#26 MetroFi

Imagine: The City of Portland released a statement, “Coffee will now be provided free to 90% of Portland residents”. Included in this robust decree are statements promising home delivery and up to 1 cup per minute service. This amazing benefit to Portlanders is ad supported, but you don’t care. Hours have been spent on your blog devoted to socialized coffee in Portland and you got your wish.

However, as the project begins to unfold, you notice flaws which prevent you from accessing free coffee. Your NE Irvington home doesn’t seem to fall in the “90% of Portland residents”. No one has brought you said free coffee and you are still waiting… longing… Ultimately, you give up and walk to Starbuck’s at Fremont Place.

When you first heard mention of Unwire Portland, you gots all jazzed up. The dream of never paying another single penny for Commiecast was music to your ears. After MetroFi was awarded the contract to unravel the path to this dream, all of us felt proud to be living in Portland. Finally our lovely city would be at the technological forefront of this country. Two years later, I’m in NWPDX cussing at the paltry 31% signal I receive.

If you’ve EVER had the chance to use MetroFi, you’ll be AS extremely pissed off about so called “free Internet” as I am. Let me describe the ridiculous process.

  1. Find a signal (If you are one of the very few people that can find a stable signal)
  2. Type in Google.com (You won’t be able to access it)
  3. Download the mandatory and HORRIBLE Microsoft Sidebar program which takes up 1/4 of your screen feeding you obnoxious ad links and video feeds. This takes about 5-30 minutes.
  4. Once downloaded, type Google.com in your browser. Notice the first screen?

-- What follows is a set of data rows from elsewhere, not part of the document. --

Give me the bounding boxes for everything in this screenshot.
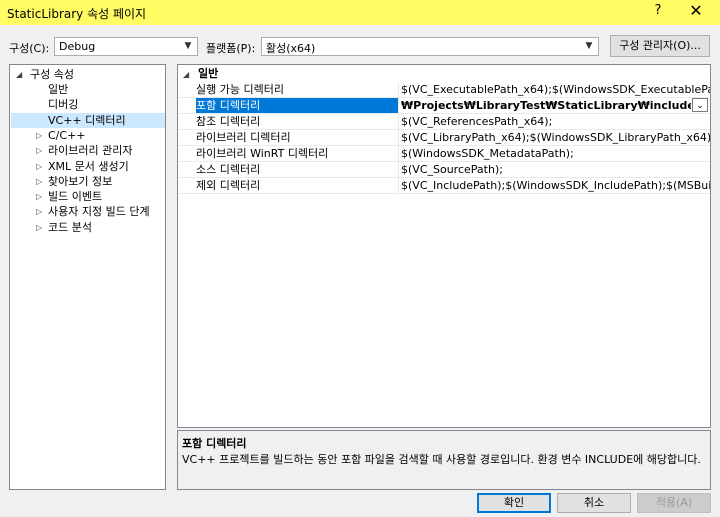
help-button[interactable]: ?: [648, 3, 668, 21]
column-divider: [398, 130, 399, 146]
tree-item-label: 사용자 지정 빌드 단계: [48, 205, 150, 219]
property-row[interactable]: 소스 디렉터리 $(VC_SourcePath);: [178, 162, 710, 178]
collapse-triangle-icon[interactable]: ◢: [16, 67, 22, 82]
expand-triangle-icon[interactable]: ▷: [36, 128, 42, 143]
category-label: 일반: [198, 67, 219, 80]
expand-triangle-icon[interactable]: ▷: [36, 143, 42, 158]
property-name: 소스 디렉터리: [196, 163, 261, 176]
cancel-button[interactable]: 취소: [557, 493, 631, 513]
config-manager-button[interactable]: 구성 관리자(O)...: [610, 35, 710, 57]
tree-item-label: VC++ 디렉터리: [48, 113, 126, 127]
platform-select-value: 활성(x64): [266, 42, 316, 55]
property-row[interactable]: 실행 가능 디렉터리 $(VC_ExecutablePath_x64);$(Win…: [178, 82, 710, 98]
property-value: $(VC_IncludePath);$(WindowsSDK_IncludePa…: [401, 179, 710, 192]
collapse-triangle-icon[interactable]: ◢: [183, 68, 189, 82]
config-label: 구성(C):: [9, 42, 50, 55]
description-text: VC++ 프로젝트를 빌드하는 동안 포함 파일을 검색할 때 사용할 경로입니…: [182, 453, 701, 466]
property-value: $(VC_ReferencesPath_x64);: [401, 115, 553, 128]
ok-button[interactable]: 확인: [477, 493, 551, 513]
tree-item-label: 빌드 이벤트: [48, 190, 103, 204]
chevron-down-icon: ▼: [184, 41, 192, 51]
config-select-value: Debug: [59, 40, 96, 53]
tree-root-label: 구성 속성: [30, 68, 74, 81]
value-dropdown-button[interactable]: ⌄: [692, 98, 708, 112]
column-divider: [398, 82, 399, 98]
window-title: StaticLibrary 속성 페이지: [7, 7, 147, 21]
apply-button[interactable]: 적용(A): [637, 493, 711, 513]
platform-label: 플랫폼(P):: [206, 42, 256, 55]
property-name: 실행 가능 디렉터리: [196, 83, 284, 96]
property-grid[interactable]: ◢ 일반 실행 가능 디렉터리 $(VC_ExecutablePath_x64);…: [177, 64, 711, 428]
platform-select[interactable]: 활성(x64) ▼: [261, 37, 599, 56]
property-tree[interactable]: ◢ 구성 속성 일반디버깅 VC++ 디렉터리 ▷ C/C++ ▷ 라이브러리 관리자 ▷ X…: [9, 64, 166, 490]
tree-item-label: 찾아보기 정보: [48, 174, 113, 188]
column-divider: [398, 114, 399, 130]
expand-triangle-icon[interactable]: ▷: [36, 204, 42, 219]
property-value: $(VC_ExecutablePath_x64);$(WindowsSDK_Ex…: [401, 83, 710, 96]
expand-triangle-icon[interactable]: ▷: [36, 159, 42, 174]
property-row[interactable]: 라이브러리 WinRT 디렉터리 $(WindowsSDK_MetadataPat…: [178, 146, 710, 162]
tree-item-label: 코드 분석: [48, 220, 92, 234]
tree-item-label: XML 문서 생성기: [48, 159, 129, 173]
tree-item-label: C/C++: [48, 128, 86, 142]
column-divider: [398, 98, 399, 114]
description-panel: 포함 디렉터리 VC++ 프로젝트를 빌드하는 동안 포함 파일을 검색할 때 …: [177, 430, 711, 490]
property-name: 포함 디렉터리: [196, 98, 398, 113]
tree-item-label: 라이브러리 관리자: [48, 144, 133, 158]
property-value: $(VC_LibraryPath_x64);$(WindowsSDK_Libra…: [401, 131, 710, 144]
property-value[interactable]: ₩Projects₩LibraryTest₩StaticLibrary₩incl…: [401, 98, 691, 113]
property-row[interactable]: 제외 디렉터리 $(VC_IncludePath);$(WindowsSDK_In…: [178, 178, 710, 194]
property-row[interactable]: 포함 디렉터리 ₩Projects₩LibraryTest₩StaticLibra…: [178, 98, 710, 114]
column-divider: [398, 162, 399, 178]
title-bar: StaticLibrary 속성 페이지 ? ✕: [0, 0, 720, 25]
property-value: $(WindowsSDK_MetadataPath);: [401, 147, 574, 160]
property-name: 라이브러리 WinRT 디렉터리: [196, 147, 329, 160]
property-name: 참조 디렉터리: [196, 115, 261, 128]
tree-item-label: 일반: [48, 83, 69, 96]
expand-triangle-icon[interactable]: ▷: [36, 220, 42, 235]
property-value: $(VC_SourcePath);: [401, 163, 503, 176]
tree-item-label: 디버깅: [48, 98, 79, 112]
expand-triangle-icon[interactable]: ▷: [36, 174, 42, 189]
property-row[interactable]: 라이브러리 디렉터리 $(VC_LibraryPath_x64);$(Window…: [178, 130, 710, 146]
column-divider: [398, 146, 399, 162]
chevron-down-icon: ▼: [585, 41, 593, 51]
property-row[interactable]: 참조 디렉터리 $(VC_ReferencesPath_x64);: [178, 114, 710, 130]
expand-triangle-icon[interactable]: ▷: [36, 189, 42, 204]
tree-item[interactable]: VC++ 디렉터리: [11, 112, 165, 128]
description-title: 포함 디렉터리: [182, 437, 247, 450]
close-button[interactable]: ✕: [684, 1, 708, 23]
column-divider: [398, 178, 399, 194]
property-name: 제외 디렉터리: [196, 179, 261, 192]
property-name: 라이브러리 디렉터리: [196, 131, 291, 144]
config-select[interactable]: Debug ▼: [54, 37, 198, 56]
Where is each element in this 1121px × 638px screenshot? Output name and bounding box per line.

Yes, another f**king advertisement.

In the defense of The City of Portland, the entire project was supposed to be managed (from start to finish) by MetroFi and supported by advertising doll hairs. From the numerous bombardment of ads, to the lack of service, I imagine both parties view this dream as a complete nightmare.

The entire free internet mess reminds me of Frisky Dingo, Season 1. The Annihilatrix is an instrument of doom with a million gigatons of thrust to drive Earth into the Sun. The evil mastermind behind the plan, Killface, runs out of money from media promotion* eventually losing it all. Later on you find out that the Annihilatrix doesn’t actually work. When activated, the Annihilatrix moves the Earth only three feet AWAY from the sun, thus curing Global Warming. MetroFi is a piece of junk that hopefully will be used to cure Portland’s incestuous need for The Internet. Until then, can Sam Adams work on getting us free coffee delivered to our homes?

*”Postcards, the dry hump of marketing strategies.”

UPDATE: MetroFi is officially dead in the city of Portland.  Hopefully our city officials will find a third party solution.

4 thoughts on “#26 MetroFi

  1. Pingback: #9 Clear WiMAX « Things About Portland That Rule

  2. Corvallis is working on something like this. The city is pretty damn flat, and small. It’ll be interesting to see what happens. There’s really no excuse for it to fail: Its 2008 and Hewlett Packard’s headquarters are here.

    It might be about 5 or 10 years away but Portland will eventually have to set it up and make it work, just like everybody else.

  3. ”Postcards, the dry hump of marketing strategies”

    That’s f**king priceless. I damned near pissed myself laughing.